There is one thing else I want to point out which may or may not be relevant to this case. Doctors from ethnic minorities are excessively deferential to hierarchy and institutions. We are repeatedly told by our elders, when growing up, that we should not rock the boat, that we should be grateful that we’re living in Britain, grateful and honored that we’re physicians. Many people from my culture tend to be deferential to authority, though I am a mutant in this regard. This is why doctors from such cultures can so easily find themselves unstuck when errors happen.
SJ – This case is pivotal for the NHS. If the court sides with the GMC who gains?
JC – This case is one of those pyrrhic victories in which no one wins. Everyone has lost here – the Adcocks, Hadiza, pediatrics, junior doctors, the NHS, British legal system, the MPT, patient safety, transparency, public confidence. But the biggest losers are the GMC. The profession’s confidence in their regulatory body will take years to mend.
SJ – How do you feel about the Adcocks?
JC – I have immense sympathy for them – they have been through the worst thing that any parent can imagine. Losing a child is devastating. I have no words to describe their grief.
SJ – The GMC haven’t helped their grief. In a sense they have behaved like Iago – fueling angst.
JC – You might have heard the story of Elaine Bromiley, the lady who died because she could not be intubated during elective surgery. Her husband, Martin Bromiley, an airline pilot, insisted on an inquiry, not to enter an interminable legal blame game, but so that others could learn from what went wrong. He realized that his wife died not because any individual was at fault, but because the system was at fault. He spread the wisdom of the inquiry to other hospitals. He formed the Clinical Human Factors Group. His wife’s death made the system safer.
Patients like Jack are rare. Some general pediatricians might not see even a single patient like Jack in their careers. We missed a golden opportunity to learn from Jack’s death. Instead of investing time and resources into improving systems and understanding human factors in errors, we’re spending money playing a legal blame game. What a waste.
SJ – I have to say that this case has raised my respect for the American safety movement. Sure, they exaggerate the number of deaths from medical errors. But to their credit they have always blamed systems, rather than individual doctors.

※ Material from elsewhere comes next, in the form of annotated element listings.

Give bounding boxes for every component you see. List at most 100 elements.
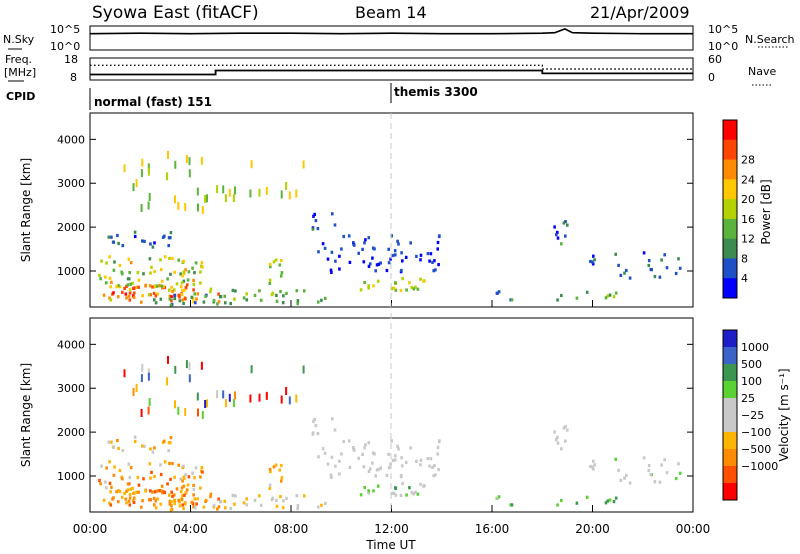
- power-cell: [152, 291, 156, 295]
- velocity-cell: [614, 457, 617, 461]
- velocity-cell: [369, 467, 372, 471]
- power-cell: [390, 286, 394, 291]
- power-cell: [372, 284, 375, 288]
- velocity-cell: [155, 489, 159, 493]
- power-cell: [142, 272, 145, 276]
- velocity-cell: [496, 496, 499, 500]
- velocity-cell: [200, 361, 203, 370]
- power-cell: [617, 263, 620, 267]
- x-tick-label: 08:00: [274, 522, 309, 536]
- freq-unit-label: [MHz]: [4, 66, 36, 79]
- velocity-cell: [678, 471, 682, 475]
- power-cell: [347, 234, 351, 238]
- power-cell: [249, 189, 252, 198]
- velocity-cell: [396, 444, 399, 448]
- velocity-cell: [148, 398, 151, 406]
- velocity-cell: [367, 469, 371, 473]
- velocity-cell: [330, 455, 334, 459]
- velocity-cell: [428, 464, 431, 468]
- power-cell: [410, 285, 414, 290]
- velocity-cell: [181, 503, 185, 507]
- power-cell: [171, 256, 174, 261]
- power-cell: [265, 186, 268, 195]
- power-cell: [147, 201, 150, 210]
- velocity-cell: [143, 444, 146, 448]
- power-cell: [433, 259, 436, 263]
- power-cell: [560, 242, 563, 246]
- velocity-cell: [184, 407, 187, 416]
- time-axis-label: Time UT: [365, 538, 416, 552]
- power-cell: [363, 280, 366, 285]
- power-cell: [148, 193, 151, 201]
- velocity-cell: [168, 502, 172, 506]
- velocity-cell: [311, 432, 315, 436]
- power-cell: [224, 194, 227, 203]
- velocity-cell: [604, 501, 608, 505]
- power-cell: [164, 255, 167, 259]
- velocity-cell: [575, 501, 579, 505]
- power-cell: [177, 258, 180, 262]
- velocity-cell: [658, 480, 662, 484]
- power-cell: [623, 271, 626, 275]
- power-cell: [187, 270, 191, 274]
- power-cell: [316, 227, 320, 231]
- power-cell: [201, 265, 204, 269]
- power-cell: [295, 189, 298, 198]
- velocity-cell: [295, 494, 299, 498]
- power-cell: [245, 292, 248, 296]
- power-cell: [394, 253, 397, 257]
- velocity-cell: [151, 490, 154, 494]
- noise-left-tick-bottom: 10^0: [50, 40, 80, 53]
- colorbar-swatch: [723, 139, 737, 161]
- power-cell: [371, 246, 375, 250]
- velocity-cell: [649, 472, 653, 477]
- power-cell: [155, 284, 159, 288]
- velocity-cell: [321, 447, 325, 451]
- power-cell: [606, 294, 609, 298]
- velocity-cell: [296, 504, 300, 508]
- freq-line: [90, 69, 693, 76]
- power-cell: [585, 290, 589, 294]
- velocity-cell: [593, 463, 596, 467]
- power-cell: [154, 301, 158, 305]
- power-cell: [653, 275, 657, 279]
- power-cell: [320, 298, 323, 302]
- power-cell: [329, 268, 333, 272]
- power-cell: [432, 269, 435, 273]
- velocity-cell: [112, 445, 115, 449]
- power-cell: [129, 261, 133, 265]
- velocity-cell: [173, 501, 176, 506]
- nave-line: [90, 64, 693, 70]
- power-cell: [250, 160, 253, 169]
- velocity-cell: [279, 495, 282, 499]
- velocity-cell: [132, 500, 136, 504]
- velocity-cell: [258, 393, 261, 402]
- velocity-cell: [416, 492, 420, 496]
- power-cell: [231, 288, 235, 292]
- velocity-cell: [269, 470, 272, 474]
- velocity-cell: [510, 503, 514, 507]
- colorbar-swatch: [723, 432, 737, 450]
- power-cell: [136, 271, 140, 275]
- power-cell: [396, 239, 399, 243]
- velocity-cell: [393, 454, 397, 458]
- power-cell: [330, 250, 334, 254]
- y-tick-label: 2000: [57, 221, 85, 234]
- power-cell: [128, 271, 131, 275]
- power-cell: [428, 259, 431, 263]
- velocity-cell: [188, 374, 191, 383]
- power-cell: [123, 286, 126, 291]
- power-cell: [562, 221, 566, 225]
- velocity-cell: [183, 493, 186, 497]
- velocity-cell: [585, 495, 589, 499]
- power-cell: [390, 234, 393, 238]
- power-cell: [179, 285, 183, 289]
- velocity-cell: [171, 494, 174, 498]
- power-cell: [437, 234, 441, 239]
- velocity-cell: [342, 439, 345, 444]
- colorbar-swatch: [723, 120, 737, 141]
- velocity-cell: [168, 461, 171, 465]
- power-cell: [288, 191, 291, 200]
- velocity-cell: [217, 497, 220, 501]
- velocity-cell: [153, 503, 156, 507]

JC – There is much we can learn from the Americans.
SJ – Hindsight is 20/20 but if there was one thing Dr. Bawa-Garba could have done differently what should that have been?
JC – Ask her consultant for help. I’ll say this to all junior doctors in acute medicine – don’t hesitate to ask for help. If in doubt, ask. If in doubt, err on the side of asking frivolously.
SJ – But I think it’s important to emphasize that her not asking her consultant for help wasn’t a sign of hubris, but humility and strong work ethic. I remember from my days as a surgical senior house officer that I was reluctant to ask the registrar or consultant for help, not because of pride, but so that I didn’t shirk my responsibilities.
JC – I must dash to St. Pancras.
SJ – One last question before you leave. Why? Why did you help Dr. Bawa-Garba? Why did you spend countless, at least two hundred, hours of your spare time helping her? When most doctors, even the reasonable ones, would have justifiably distanced themselves from a doctor convicted of manslaughter, why did you still support her?
JC – Hadiza is a competent pediatrician. She’s an above average doctor. She thinks of little else other than medicine. I would not be here today in the Royal Courts of Justice if I didn’t think that the British public would lose out if Hadiza lost her medical license. I’m just doing my job.